1. How Would you Define Trigonometric Identities?

If an equation is true for all values of the variables involved in the equation, it is called an identity equation. Trigonometric identities are equations that involve trigonometric ratios of an angle which is true for all values of the angle or angles involved in the equation.

2. In a Right Angle Triangle ABC Where Angle B is 90 Degrees, how will you Prove that for any of the Acute Angles, say θ in that Triangle: Sin2θ + Cos2θ = 1.

If B is 90 degrees then the side AC is the hypotenuse of the right-angle triangle. So as per Pythagoras theorem:

AC2 = AB2 + BC2

If we divide each term in the above equation by AC2 we get:

AC2/AC2 = AB2/AC2 + BC2/AC2

I.e (AC/AC)2 = (AB/AC)2 + (BC/AC)2

So, 1 = Cos2θ + Sin2θ, where θ is the angle opposite to side BC.

3. How many difficult illustrations are there in 10th Maths Exercise 8.4?

In Class 10 Maths Exercise 8.4, you will be able to analyse and solve Trigonometry questions. There are in total five questions with different sub-parts, which need to be solved by different equations of Trigonometry. Different identities that need to be used in this exercise are:

• Tan2θ = -1 + Sec2 θ

• Tan θ = Sinθ/Cosθ

• Cotθ = 1/tanθ

• Secθ = 1/Cosθ

• Cosecθ = 1/Sinθ

• Sin2 θ + Cos2 θ = 1

4. Which is the best ever example in Exercise 8.4 of 10th Maths?

The best example from Class 10 Maths Exercise 8.4 is the question to prove 10 different trigonometric identities. As it is important to remember all the trigonometric identities, you can solve this question to revise all the important basic identities that will be used to solve the questions. You can make use of the basic identities of trigonometry and algebra to solve and prove the given identities.

5. Why is the chapter on Trigonometry considered to be the most important chapter?

The chapter on Trigonometry is of utmost importance in Class 10 Maths. You will get a large number of questions from this chapter in your exam. This chapter carries high weightage. If prepared well, this chapter can help you score several marks in the exam. If you practice enough questions with a deep understanding of the concept, it will definitely be a game-changer for your grades in Class 10.

6. Why do students choose NCERT Maths Class 10 Chapter 8 Exercise 8.4 Solutions?
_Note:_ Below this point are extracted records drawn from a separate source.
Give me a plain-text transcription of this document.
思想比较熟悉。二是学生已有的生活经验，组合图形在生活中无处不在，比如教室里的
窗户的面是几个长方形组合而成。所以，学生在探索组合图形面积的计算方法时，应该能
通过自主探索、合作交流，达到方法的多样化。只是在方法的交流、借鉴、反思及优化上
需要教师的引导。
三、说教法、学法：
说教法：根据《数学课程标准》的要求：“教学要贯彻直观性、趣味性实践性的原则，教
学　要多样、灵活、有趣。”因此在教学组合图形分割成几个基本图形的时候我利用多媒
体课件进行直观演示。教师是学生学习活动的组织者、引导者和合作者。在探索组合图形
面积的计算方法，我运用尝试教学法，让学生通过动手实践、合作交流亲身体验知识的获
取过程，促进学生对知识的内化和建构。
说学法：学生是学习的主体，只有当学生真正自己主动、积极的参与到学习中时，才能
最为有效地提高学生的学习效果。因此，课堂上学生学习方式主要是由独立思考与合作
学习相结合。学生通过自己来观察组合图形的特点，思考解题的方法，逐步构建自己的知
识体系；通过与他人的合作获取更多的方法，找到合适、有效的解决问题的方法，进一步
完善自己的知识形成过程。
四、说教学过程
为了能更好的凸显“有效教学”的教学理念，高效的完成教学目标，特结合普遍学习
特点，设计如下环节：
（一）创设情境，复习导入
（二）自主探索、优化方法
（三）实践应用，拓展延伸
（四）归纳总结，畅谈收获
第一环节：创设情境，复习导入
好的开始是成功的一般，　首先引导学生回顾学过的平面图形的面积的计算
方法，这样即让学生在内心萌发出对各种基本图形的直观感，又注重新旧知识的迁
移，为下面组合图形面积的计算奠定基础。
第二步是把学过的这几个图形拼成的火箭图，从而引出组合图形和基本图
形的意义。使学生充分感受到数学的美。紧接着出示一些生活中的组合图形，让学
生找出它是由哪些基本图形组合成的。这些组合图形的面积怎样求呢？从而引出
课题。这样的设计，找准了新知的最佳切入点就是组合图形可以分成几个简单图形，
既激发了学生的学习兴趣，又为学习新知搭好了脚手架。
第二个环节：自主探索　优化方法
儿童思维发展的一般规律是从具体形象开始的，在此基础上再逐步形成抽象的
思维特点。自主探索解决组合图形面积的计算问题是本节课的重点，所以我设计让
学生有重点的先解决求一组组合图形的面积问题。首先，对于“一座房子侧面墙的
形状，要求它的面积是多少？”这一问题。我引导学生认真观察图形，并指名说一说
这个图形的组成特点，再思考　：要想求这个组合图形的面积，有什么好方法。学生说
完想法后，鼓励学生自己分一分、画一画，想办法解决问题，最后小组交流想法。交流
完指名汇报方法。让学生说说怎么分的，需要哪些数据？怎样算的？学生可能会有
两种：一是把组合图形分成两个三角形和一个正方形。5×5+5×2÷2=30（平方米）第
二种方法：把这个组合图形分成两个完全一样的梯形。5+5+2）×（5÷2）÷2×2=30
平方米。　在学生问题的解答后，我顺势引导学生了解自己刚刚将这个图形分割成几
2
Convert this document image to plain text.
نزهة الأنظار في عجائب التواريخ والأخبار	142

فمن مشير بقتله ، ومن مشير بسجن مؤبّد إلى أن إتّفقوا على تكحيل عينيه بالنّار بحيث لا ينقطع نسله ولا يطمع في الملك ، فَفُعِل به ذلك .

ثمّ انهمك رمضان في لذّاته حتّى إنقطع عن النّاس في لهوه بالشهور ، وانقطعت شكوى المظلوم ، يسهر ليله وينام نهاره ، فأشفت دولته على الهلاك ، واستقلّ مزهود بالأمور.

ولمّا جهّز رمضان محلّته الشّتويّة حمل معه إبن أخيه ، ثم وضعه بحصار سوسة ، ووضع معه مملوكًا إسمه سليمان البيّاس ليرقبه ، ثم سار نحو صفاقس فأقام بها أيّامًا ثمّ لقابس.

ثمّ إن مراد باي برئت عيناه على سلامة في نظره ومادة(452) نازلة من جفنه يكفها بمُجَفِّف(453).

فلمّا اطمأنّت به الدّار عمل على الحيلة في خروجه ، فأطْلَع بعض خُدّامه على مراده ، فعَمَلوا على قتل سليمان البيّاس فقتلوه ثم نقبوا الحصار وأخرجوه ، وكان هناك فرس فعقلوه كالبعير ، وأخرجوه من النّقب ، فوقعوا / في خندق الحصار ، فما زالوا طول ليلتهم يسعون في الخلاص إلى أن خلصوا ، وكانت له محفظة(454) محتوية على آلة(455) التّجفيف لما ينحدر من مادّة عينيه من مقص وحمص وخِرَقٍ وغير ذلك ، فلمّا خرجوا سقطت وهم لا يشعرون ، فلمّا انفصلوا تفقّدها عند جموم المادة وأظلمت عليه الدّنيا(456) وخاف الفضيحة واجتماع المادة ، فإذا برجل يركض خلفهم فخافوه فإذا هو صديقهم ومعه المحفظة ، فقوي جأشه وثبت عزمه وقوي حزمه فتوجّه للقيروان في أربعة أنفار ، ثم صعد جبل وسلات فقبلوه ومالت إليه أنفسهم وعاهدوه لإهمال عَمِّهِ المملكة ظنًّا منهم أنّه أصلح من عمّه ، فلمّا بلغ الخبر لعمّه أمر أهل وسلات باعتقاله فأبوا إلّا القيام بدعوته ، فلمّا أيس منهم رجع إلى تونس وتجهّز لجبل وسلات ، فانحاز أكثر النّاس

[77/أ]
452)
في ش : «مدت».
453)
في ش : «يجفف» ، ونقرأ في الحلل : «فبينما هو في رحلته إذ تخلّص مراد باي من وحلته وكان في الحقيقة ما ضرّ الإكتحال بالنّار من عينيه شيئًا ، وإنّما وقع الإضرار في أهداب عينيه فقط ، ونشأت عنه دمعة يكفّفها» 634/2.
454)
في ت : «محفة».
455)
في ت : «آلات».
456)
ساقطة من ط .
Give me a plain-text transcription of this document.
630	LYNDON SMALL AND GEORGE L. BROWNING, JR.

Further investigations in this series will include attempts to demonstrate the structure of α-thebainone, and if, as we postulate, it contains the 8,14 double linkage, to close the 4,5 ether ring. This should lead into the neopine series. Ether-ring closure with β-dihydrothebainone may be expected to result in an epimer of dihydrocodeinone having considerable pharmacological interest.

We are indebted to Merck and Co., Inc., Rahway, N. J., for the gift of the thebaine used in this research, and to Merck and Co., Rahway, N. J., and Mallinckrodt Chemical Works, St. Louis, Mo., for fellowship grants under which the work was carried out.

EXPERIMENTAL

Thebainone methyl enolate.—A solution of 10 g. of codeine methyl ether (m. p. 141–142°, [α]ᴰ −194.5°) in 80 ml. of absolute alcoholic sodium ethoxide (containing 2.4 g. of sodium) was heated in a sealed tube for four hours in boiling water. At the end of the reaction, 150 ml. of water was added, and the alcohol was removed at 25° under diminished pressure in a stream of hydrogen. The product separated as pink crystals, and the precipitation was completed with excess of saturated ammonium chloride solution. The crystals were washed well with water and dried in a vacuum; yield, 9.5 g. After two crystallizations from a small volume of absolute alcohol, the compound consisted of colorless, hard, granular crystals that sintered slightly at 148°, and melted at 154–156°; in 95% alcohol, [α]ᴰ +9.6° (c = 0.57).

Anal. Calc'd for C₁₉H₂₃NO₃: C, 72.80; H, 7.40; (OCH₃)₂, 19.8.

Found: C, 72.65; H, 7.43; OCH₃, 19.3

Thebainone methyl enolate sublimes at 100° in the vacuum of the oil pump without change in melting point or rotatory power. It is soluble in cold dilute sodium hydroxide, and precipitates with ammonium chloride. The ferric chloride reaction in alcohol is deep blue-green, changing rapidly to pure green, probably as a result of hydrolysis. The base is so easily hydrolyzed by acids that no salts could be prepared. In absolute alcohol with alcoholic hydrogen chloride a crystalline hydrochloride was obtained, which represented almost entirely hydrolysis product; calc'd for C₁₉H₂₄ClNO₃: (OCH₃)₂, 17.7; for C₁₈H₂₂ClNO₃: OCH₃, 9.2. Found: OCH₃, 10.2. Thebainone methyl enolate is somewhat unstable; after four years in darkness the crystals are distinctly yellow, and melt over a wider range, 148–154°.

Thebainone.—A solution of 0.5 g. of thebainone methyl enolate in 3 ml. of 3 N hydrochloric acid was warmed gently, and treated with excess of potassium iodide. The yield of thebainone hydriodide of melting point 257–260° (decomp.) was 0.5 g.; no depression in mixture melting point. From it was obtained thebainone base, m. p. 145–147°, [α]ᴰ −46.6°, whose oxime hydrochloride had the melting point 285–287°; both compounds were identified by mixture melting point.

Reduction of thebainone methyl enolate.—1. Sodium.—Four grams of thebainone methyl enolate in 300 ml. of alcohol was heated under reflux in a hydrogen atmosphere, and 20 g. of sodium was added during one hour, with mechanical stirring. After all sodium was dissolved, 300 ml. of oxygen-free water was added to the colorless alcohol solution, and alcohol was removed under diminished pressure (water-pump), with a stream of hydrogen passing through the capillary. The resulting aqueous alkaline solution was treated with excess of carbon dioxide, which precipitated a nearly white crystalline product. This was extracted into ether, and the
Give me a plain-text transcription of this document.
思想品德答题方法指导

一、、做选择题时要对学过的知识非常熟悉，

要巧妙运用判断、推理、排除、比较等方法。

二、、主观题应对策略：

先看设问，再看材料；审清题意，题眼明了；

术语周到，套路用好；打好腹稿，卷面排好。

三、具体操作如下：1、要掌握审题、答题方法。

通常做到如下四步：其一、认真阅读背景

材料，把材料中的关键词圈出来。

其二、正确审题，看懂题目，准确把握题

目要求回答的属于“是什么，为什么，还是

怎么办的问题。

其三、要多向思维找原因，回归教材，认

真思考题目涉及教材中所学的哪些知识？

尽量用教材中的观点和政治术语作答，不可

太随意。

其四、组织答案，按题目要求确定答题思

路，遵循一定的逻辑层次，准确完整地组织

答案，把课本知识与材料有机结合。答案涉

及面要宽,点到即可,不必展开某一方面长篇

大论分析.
Trigonometry can be a bit tricky because you have to illustrate, apply identities, and find the solutions by solving them. If you get stuck somewhere, you need a guide to understand what needs to be done next. Hence, students must solve all the questions themselves. NCERT Maths Class 10 Chapter 8 Exercise 8.4 Solutions are prepared by the subject experts with high accuracy. You can rely on them for the best tricks to solve different questions. You can find these solutions free of cost on the Vedantu website (vedantu.com) and also on our Vedantu Mobile app.

7. Where can I find the downloadable solutions for NCERT Class 10 Maths Exercise 8.4?